La violenza non è solo quella fisica, potendosi manifestare anche in forma verbale, morale e psicologica. E proprio quest’ultima viene presa in considerazione dalla proposta di legge assegnata lo scorso 11 settembre alla Commissione Giustizia in sede Referente e che mira a introdurre l’art. 610-bis del c.p. rubricato “Riduzione in stato di subalternità“.
Violenza psicologica punita con il carcere
La proposta di legge, d’iniziativa del deputato Tondo, si sofferma sugli effetti della violenza psicologica, “molto insidiosa, perché avviene in maniera subdola, ingannevole, a volte addirittura all’insaputa della stessa vittima, la quale si accorge di essere stata oggetto di soprusi altrui solamente dopo molto tempo”.
La subalternità, si legge nella relazione introduttiva, è un processo lento, che passa attraverso l’isolamento e la messa in dubbio delle capacità della vittima; arriva dopo la seduzione, la persuasione, la manipolazione e, a volte, la coercizione; spesso sfocia in abuso fisico o psichico. Il testo riporta il femminicidio come esempio in cui tale subalternità si può manifestare.
Questo viene descritto come un rapporto di prevalenza del soggetto attivo su quello passivo, tale da comportare il totale assorbimento del secondo nella sfera d’influenza del primo in conseguenza di specifiche e reiterate attività di quest’ultimo, e la separazione del soggetto passivo dal contesto sociale in cui ha vissuto o, comunque, da qualsiasi contesto sociale da lui autonomamente scelto.
E quando una persona, la vittima, percepisce di non avere più il potere di modificare l’ambiente circostante, entra in una combinazione chiamata di “impotenza oppressa“, uno stato di completa passività e di incapacità di trovare soluzioni e che impedisce di sottrarsi alla violenza, anche chiedendo semplicemente aiuto.

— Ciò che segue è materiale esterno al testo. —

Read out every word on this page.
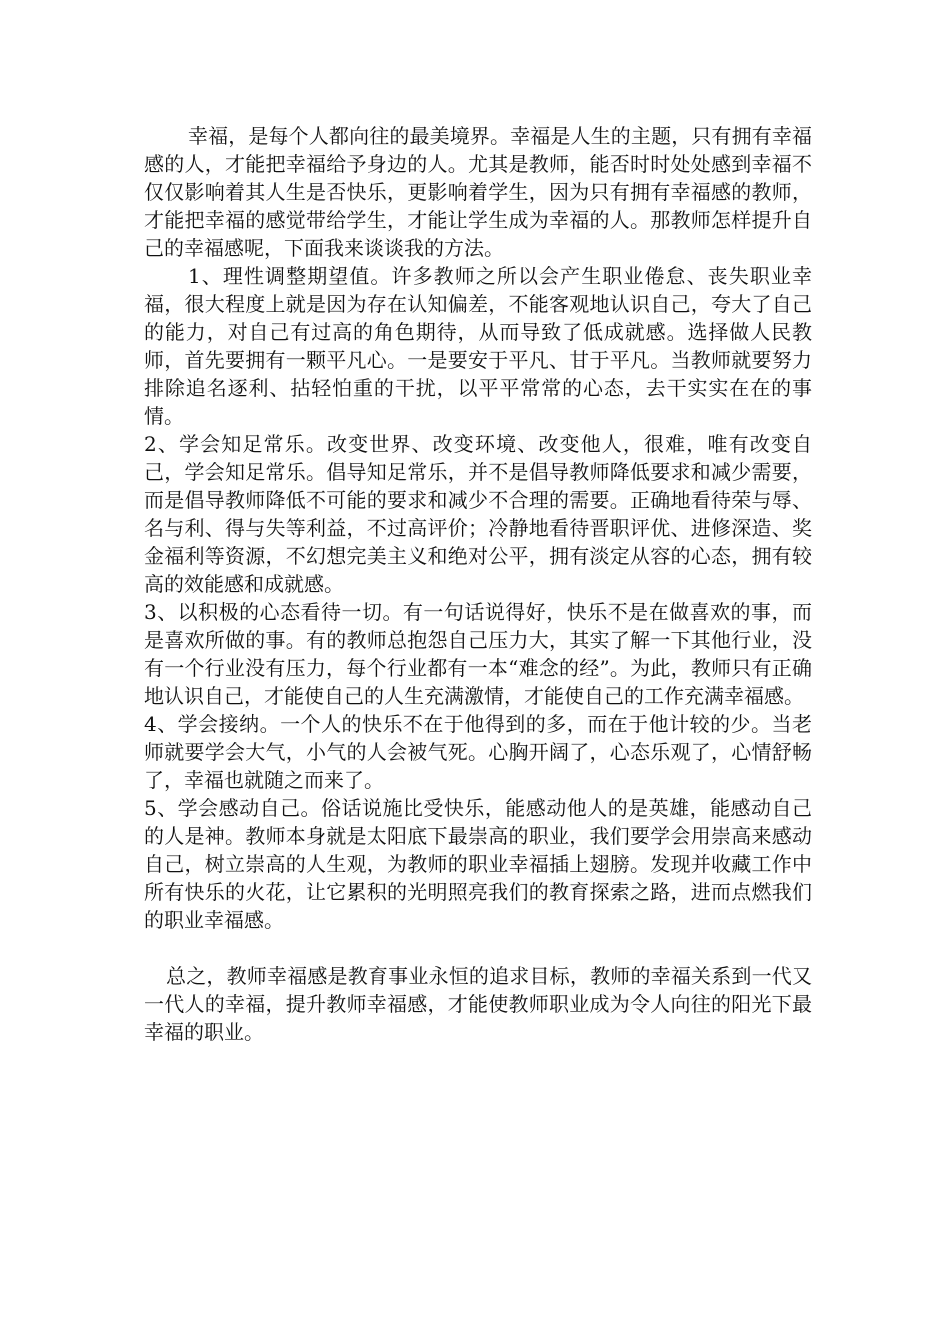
幸福，是每个人都向往的最美境界。幸福是人生的主题，只有拥有幸福感的人，才能把幸福给予身边的人。尤其是教师，能否时时处处感到幸福不仅仅影响着其人生是否快乐，更影响着学生，因为只有拥有幸福感的教师，才能把幸福的感觉带给学生，才能让学生成为幸福的人。那教师怎样提升自己的幸福感呢，下面我来谈谈我的方法。

1、理性调整期望值。许多教师之所以会产生职业倦怠、丧失职业幸福，很大程度上就是因为存在认知偏差，不能客观地认识自己，夸大了自己的能力，对自己有过高的角色期待，从而导致了低成就感。选择做人民教师，首先要拥有一颗平凡心。一是要安于平凡、甘于平凡。当教师就要努力排除追名逐利、拈轻怕重的干扰，以平平常常的心态，去干实实在在的事情。

2、学会知足常乐。改变世界、改变环境、改变他人，很难，唯有改变自己，学会知足常乐。倡导知足常乐，并不是倡导教师降低要求和减少需要，而是倡导教师降低不可能的要求和减少不合理的需要。正确地看待荣与辱、名与利、得与失等利益，不过高评价；冷静地看待晋职评优、进修深造、奖金福利等资源，不幻想完美主义和绝对公平，拥有淡定从容的心态，拥有较高的效能感和成就感。

3、以积极的心态看待一切。有一句话说得好，快乐不是在做喜欢的事，而是喜欢所做的事。有的教师总抱怨自己压力大，其实了解一下其他行业，没有一个行业没有压力，每个行业都有一本“难念的经”。为此，教师只有正确地认识自己，才能使自己的人生充满激情，才能使自己的工作充满幸福感。

4、学会接纳。一个人的快乐不在于他得到的多，而在于他计较的少。当老师就要学会大气，小气的人会被气死。心胸开阔了，心态乐观了，心情舒畅了，幸福也就随之而来了。

5、学会感动自己。俗话说施比受快乐，能感动他人的是英雄，能感动自己的人是神。教师本身就是太阳底下最崇高的职业，我们要学会用崇高来感动自己，树立崇高的人生观，为教师的职业幸福插上翅膀。发现并收藏工作中所有快乐的火花，让它累积的光明照亮我们的教育探索之路，进而点燃我们的职业幸福感。

总之，教师幸福感是教育事业永恒的追求目标，教师的幸福关系到一代又一代人的幸福，提升教师幸福感，才能使教师职业成为令人向往的阳光下最幸福的职业。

Anche la dottrina, richiamata nella relazione introduttiva, è concorde nell’affermare che nella subalternità “non è richiesta una padronanza fisica sulla persona ma un dominio psichico, al quale può eventualmente accompagnarsi, ma non necessariamente, una signoria in senso materiale e corporale; per effetto di questo dominio psichico dell’agente, lo status libertatis della vittima, inteso come stato di diritto, rimane inalterato, ma è la sua libertà individuale quale entità concreta di fatto che viene soppressa”.
Il nuovo reato di “Riduzione in stato di subalternità”
Il nuovo art. 610-bis andrebbe a perseguire, salvo il fatto costituisca più grave reato, chiunque, con inganno, violenza o minaccia o abusando dello stato di infermità o di deficienza psichica della vittima, riduce o mantiene taluno in uno stato di soggezione continuativa, tale da escluderne o limitarne grandemente la capacità di autodeterminazione, è punito con la reclusione da quattro a dieci anni.
Il secondo comma della disposizione precisa che lo stato deve intendersi di soggezione continuativa quando è tale da escludere o limitare grandemente la capacità di autodeterminazione di taluno quando costui è indotto ad assumere comportamenti contrari all’ordine o alla morale della famiglia, anche di fatto, o dell’unione civile, che incidano in modo significativo sull’assistenza materiale, morale e affettiva dei familiari o che siano lesivi della propria integrità fisica, psichica o patrimoniale.
ncora, si ha lesione dell’integrità fisica o psichica quando è cagionata una grave o gravissima malattia nel corpo o nella mente, ai sensi degli articoli 583 e 583-bis.; si ha, invece, lesione dell’integrità patrimoniale quando è cagionato alla persona un danno economico, tenuto conto della sua condizione e capacità economica.
La norma soggiunge che può costituire minaccia anche la prospettazione di un male di tipo spirituale o religioso, che può verificarsi anche dopo la morte, quantunque indipendente dalla volontà del colpevole.
Ipotesi aggravate
La proposta di legge contiene anche un’ipotesi aggravata, con contestuale aumento di pena, qualora il fatto sia commesso ai danni di un minore di anni diciotto, quando il colpevole è l’ascendente, il genitore, anche adottivo, o il di lui convivente, il tutore ovvero altra persona a cui il minore è affidato per ragioni di cura, di educazione, di istruzione, di vigilanza o di custodia.
La pena è aumentata della metà qualora dal fatto derivi una lesione personale gravissima, mentre è aumentata di un terzo se la lesione è grave. Infine, la pena aumentata di un terzo si applica anche nei confronti di chiunque promuova, organizzi o finanzi associazioni o gruppi di persone che istigano, nel perseguimento di fini spirituali o religiosi, a commettere delitti di riduzione in stato di subalternità.